А по телевизору шла «Карнавальная ночь», где летали серпантины, пили шампанское и Людмила Гурченко с умопомрачительно узкой талией, стоя вполоборота к телезрителям, пела «Пять минут! Пять минут!». Конечно, интересно, но на самом деле отвратительное зрелище! У порядочной женщины не может быть такого обтягивающего платья, когда всё выделяется и ещё она совсем не стесняется, что у неё есть грудь, и она, вместо того, чтоб как-то скрыть это, делает так, что она торчит! Прошлась бы ты у нас по улице в таком платье! Ей бы из её же муфты кляп сделали, чтоб не орала громко, когда её в кусты тащить будут!

На её просьбы пойти втроём на всю ночь к кому-нибудь в гости встречать Новый год мама отвечала:

– Ты что, ненормальная?! Куда я среди ночи пойду?! Я что, бездомная?! Новый год – семейный праздник! Приду, скажу: «Ага! Здрасти! Можно, мы у вас будем сидее-еть? На черта мне это надо?! Когда захочу – лягу! Когда захочу – встану! Кому чужие люди в доме нужны?!

И всегда будет так… всю жизнь – мама будет придвигать к себе эмалированную миску и есть свою кислую капусту. Если только… если только удастся выйти замуж, то есть её «возьмут в хорошую семью». Но и тогда будет сидеть свекровь, или как это называется, мать мужа, есть такую же капусту; ещё какой-нибудь лысый его старший брат, замужняя сестра без мужа с малолетними детьми, которые за всё хватаются и всё переворачивают… Аделаида готова была разрыдаться!

Первого января, сразу после «бессонной ночи» можно было отдохнуть.
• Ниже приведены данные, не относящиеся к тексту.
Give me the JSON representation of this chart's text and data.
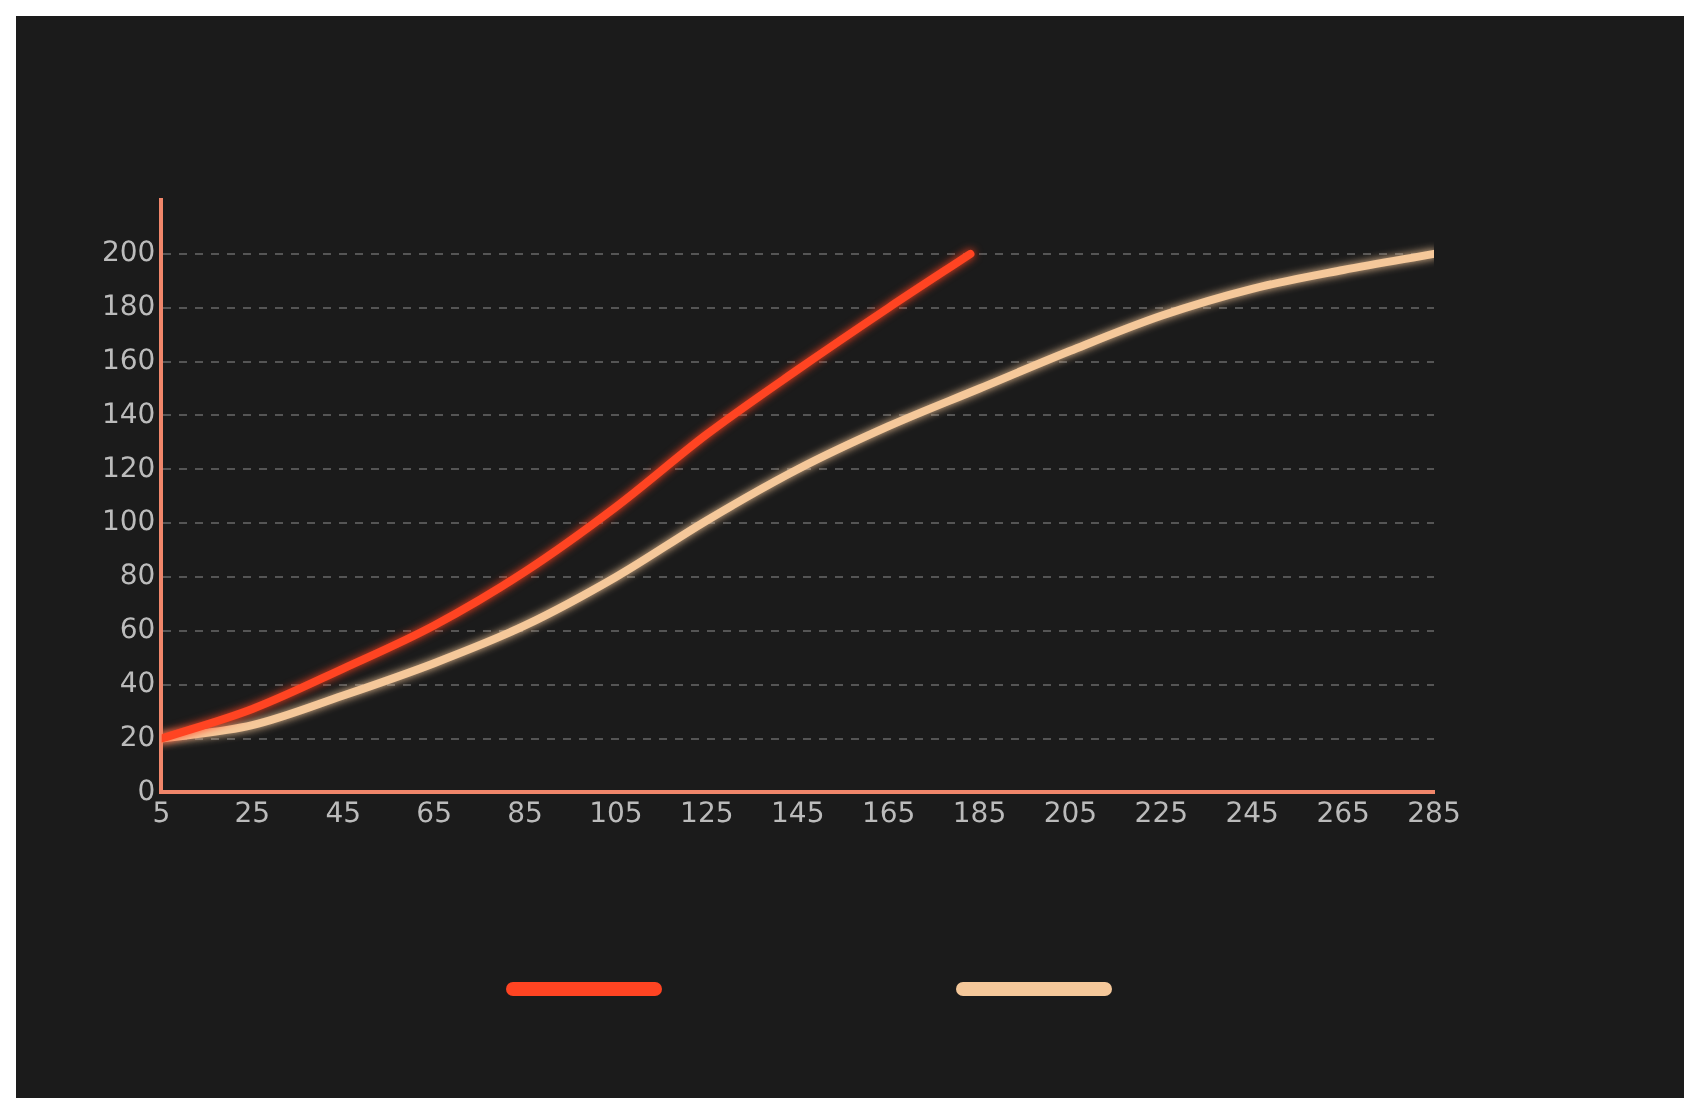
{
  "chart_data": {
    "type": "line",
    "x": [
      5,
      25,
      45,
      65,
      85,
      105,
      125,
      145,
      165,
      183
    ],
    "series": [
      {
        "color": "#ff4422",
        "values": [
          20,
          31,
          46,
          62,
          82,
          106,
          133,
          157,
          180,
          200
        ]
      },
      {
        "color": "#f5c89a",
        "x": [
          5,
          25,
          45,
          65,
          85,
          105,
          125,
          145,
          165,
          185,
          205,
          225,
          245,
          265,
          285
        ],
        "values": [
          20,
          25,
          36,
          48,
          62,
          80,
          101,
          120,
          136,
          150,
          164,
          177,
          187,
          194,
          200
        ]
      }
    ],
    "xlim": [
      5,
      285
    ],
    "xticks": [
      5,
      25,
      45,
      65,
      85,
      105,
      125,
      145,
      165,
      185,
      205,
      225,
      245,
      265,
      285
    ],
    "ylim": [
      0,
      220
    ],
    "yticks": [
      0,
      20,
      40,
      60,
      80,
      100,
      120,
      140,
      160,
      180,
      200
    ],
    "grid": "y",
    "marker": "none",
    "line_style": "solid"
  }
}
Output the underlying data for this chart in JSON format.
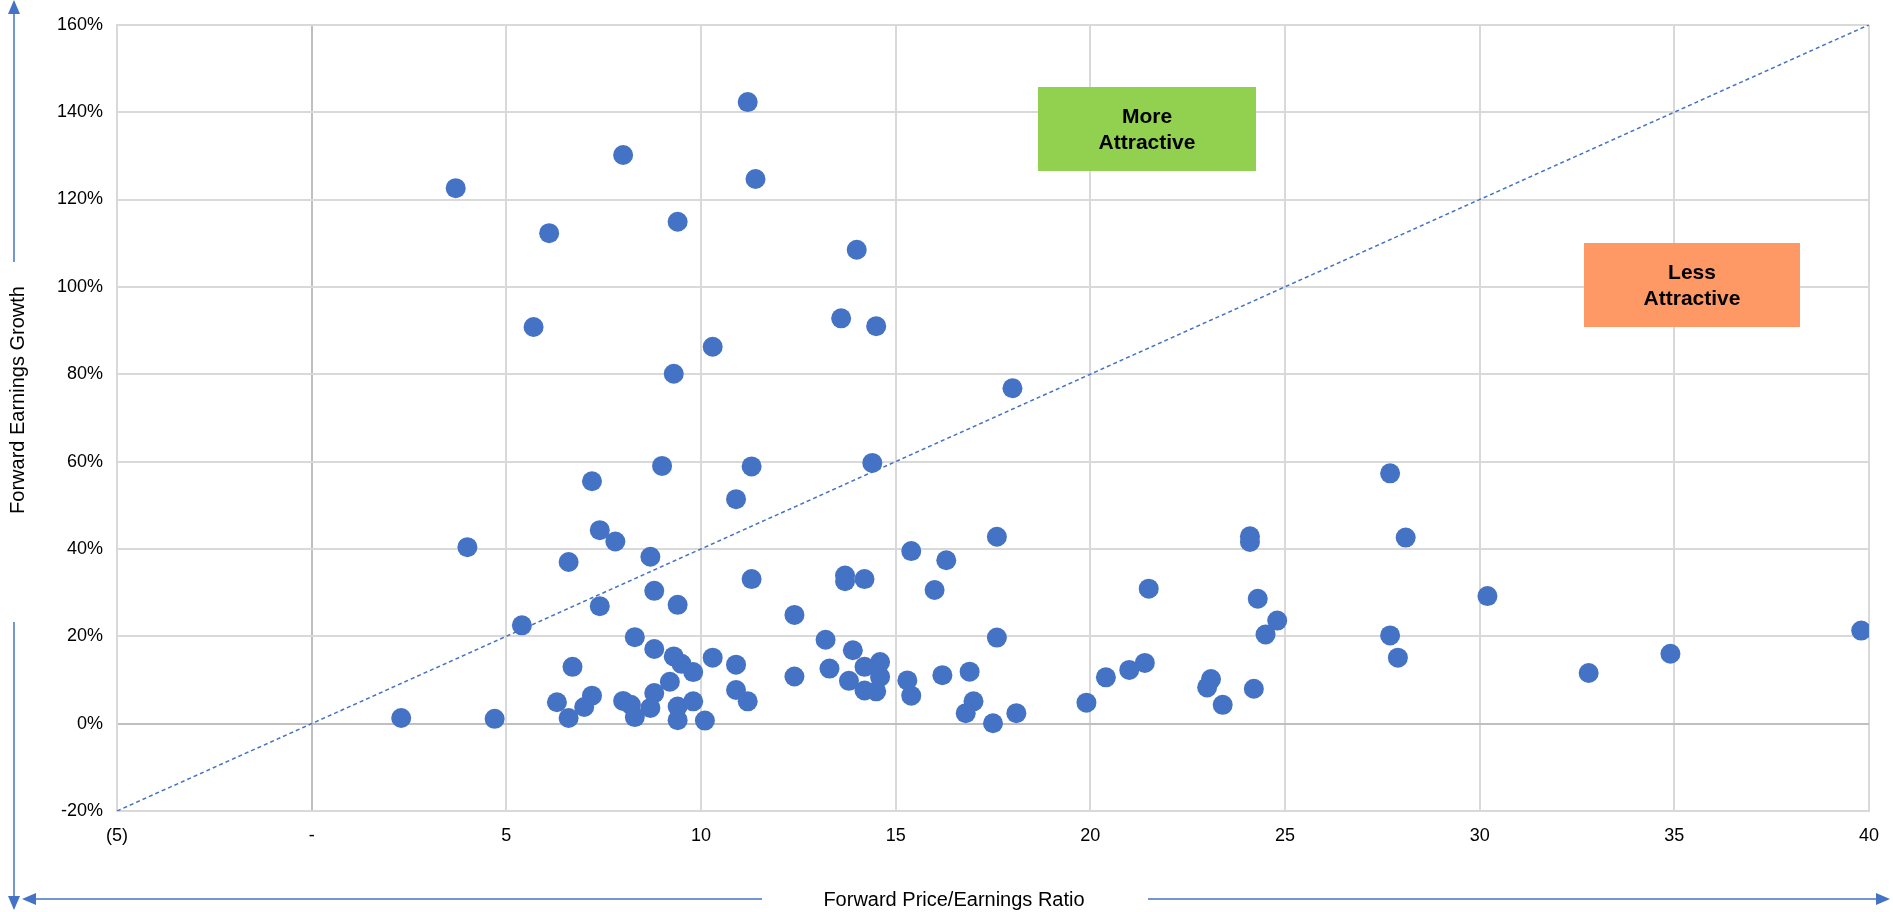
{
  "chart_data": {
    "type": "scatter",
    "xlabel": "Forward Price/Earnings Ratio",
    "ylabel": "Forward Earnings Growth",
    "xlim": [
      -5,
      40
    ],
    "xticks": [
      {
        "value": -5,
        "label": "(5)"
      },
      {
        "value": 0,
        "label": "-"
      },
      5,
      10,
      15,
      20,
      25,
      30,
      35,
      40
    ],
    "ylim": [
      -20,
      160
    ],
    "yticks": [
      {
        "value": -20,
        "label": "-20%"
      },
      {
        "value": 0,
        "label": "0%"
      },
      {
        "value": 20,
        "label": "20%"
      },
      {
        "value": 40,
        "label": "40%"
      },
      {
        "value": 60,
        "label": "60%"
      },
      {
        "value": 80,
        "label": "80%"
      },
      {
        "value": 100,
        "label": "100%"
      },
      {
        "value": 120,
        "label": "120%"
      },
      {
        "value": 140,
        "label": "140%"
      },
      {
        "value": 160,
        "label": "160%"
      }
    ],
    "grid": true,
    "legend": false,
    "marker": "circle",
    "annotations": [
      "More Attractive",
      "Less Attractive"
    ],
    "series": [
      {
        "type": "scatter",
        "color": "#4472c4",
        "x": [
          2.3,
          4.7,
          4.0,
          5.4,
          7.2,
          9.0,
          11.3,
          14.4,
          10.9,
          7.4,
          7.8,
          6.6,
          8.7,
          11.3,
          13.7,
          13.7,
          14.2,
          8.8,
          7.4,
          9.4,
          12.4,
          8.3,
          8.8,
          13.2,
          13.9,
          9.3,
          9.5,
          9.8,
          10.3,
          10.9,
          6.7,
          9.2,
          12.4,
          13.3,
          13.8,
          14.2,
          14.6,
          14.6,
          14.2,
          14.5,
          10.9,
          11.2,
          6.3,
          7.2,
          7.0,
          6.6,
          8.0,
          8.2,
          8.3,
          8.7,
          8.8,
          9.4,
          9.4,
          9.8,
          10.1,
          11.2,
          8.0,
          3.7,
          11.4,
          6.1,
          9.4,
          14.0,
          5.7,
          13.6,
          14.5,
          10.3,
          9.3,
          18.0,
          15.4,
          16.3,
          16.0,
          17.6,
          17.6,
          15.3,
          15.4,
          16.2,
          16.9,
          17.0,
          16.8,
          17.5,
          18.1,
          19.9,
          20.4,
          21.0,
          21.4,
          21.5,
          24.1,
          24.1,
          24.3,
          24.8,
          24.5,
          23.1,
          23.0,
          23.4,
          24.2,
          27.7,
          28.1,
          30.2,
          27.7,
          27.9,
          32.8,
          34.9,
          39.8
        ],
        "values": [
          1.3,
          1.1,
          40.4,
          22.5,
          55.5,
          59.0,
          58.9,
          59.7,
          51.4,
          44.3,
          41.7,
          37.0,
          38.2,
          33.1,
          33.9,
          32.6,
          33.1,
          30.4,
          26.9,
          27.2,
          24.9,
          19.8,
          17.1,
          19.2,
          16.8,
          15.4,
          13.7,
          11.8,
          15.1,
          13.5,
          13.0,
          9.6,
          10.8,
          12.6,
          9.8,
          13.0,
          14.1,
          10.7,
          7.6,
          7.4,
          7.7,
          5.1,
          4.9,
          6.4,
          3.8,
          1.3,
          5.2,
          4.3,
          1.5,
          3.6,
          7.0,
          3.9,
          0.8,
          5.1,
          0.7,
          142.3,
          130.2,
          122.6,
          124.7,
          112.3,
          114.9,
          108.5,
          90.8,
          92.8,
          91.0,
          86.3,
          80.1,
          76.8,
          39.5,
          37.4,
          30.6,
          42.8,
          19.7,
          9.9,
          6.4,
          11.1,
          11.9,
          5.1,
          2.4,
          0.1,
          2.4,
          4.8,
          10.6,
          12.3,
          13.9,
          30.9,
          42.9,
          41.6,
          28.6,
          23.6,
          20.4,
          10.2,
          8.3,
          4.3,
          8.0,
          57.3,
          42.6,
          29.2,
          20.2,
          15.1,
          11.6,
          16.0,
          21.3
        ]
      },
      {
        "type": "line",
        "color": "#4472c4",
        "marker": "none",
        "line_style": "dashed",
        "x": [
          -5,
          40
        ],
        "values": [
          -20,
          160
        ]
      }
    ]
  }
}
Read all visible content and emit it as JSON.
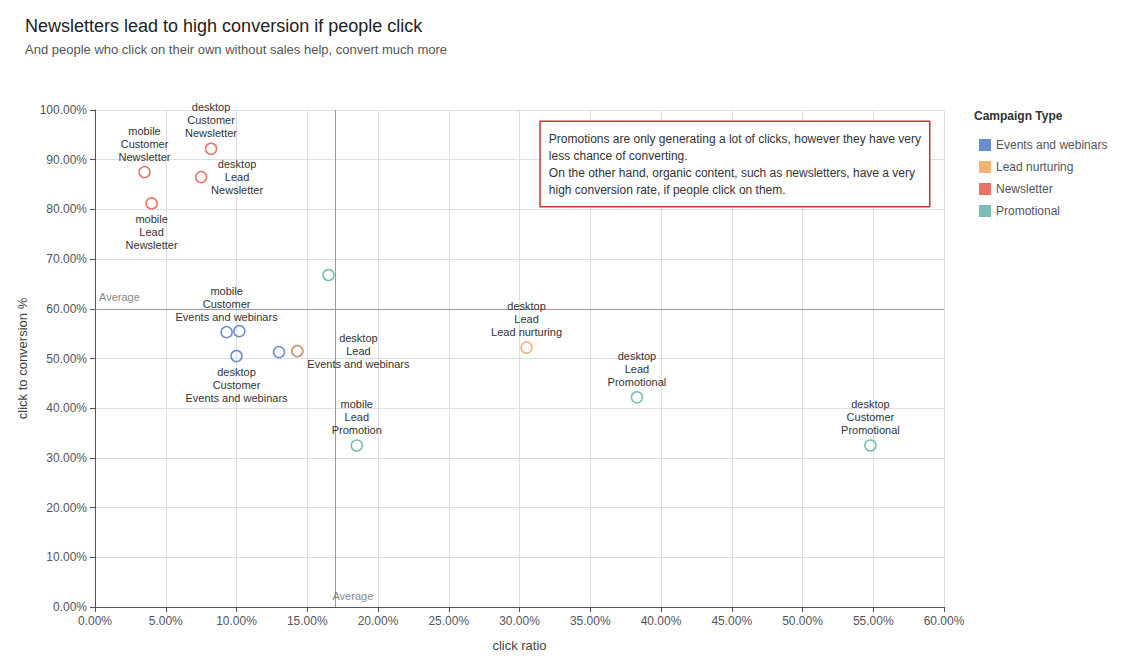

Потом «сесть за уроки» и делать их все каникулы: «повторять пройденное», писать диктанты, изложения, потому что «положение было очень плохим» и за время каникул надо было «войти в колею», чтоб не «остаться за бортом».

Ну, так что? – Фрукт стоял посреди класса, засунув руки глубоко в карманы школьных брюк, расставив ноги и ритмично покачивался на них. Он всегда стоял именно так. – Кто желает отметить конец года? Мои сваливают в субботу днём! – Рыжая шевелюра раскачивалась в такт ногам и полуулыбка, полуухмылка опять блуждала по его наглому лицу.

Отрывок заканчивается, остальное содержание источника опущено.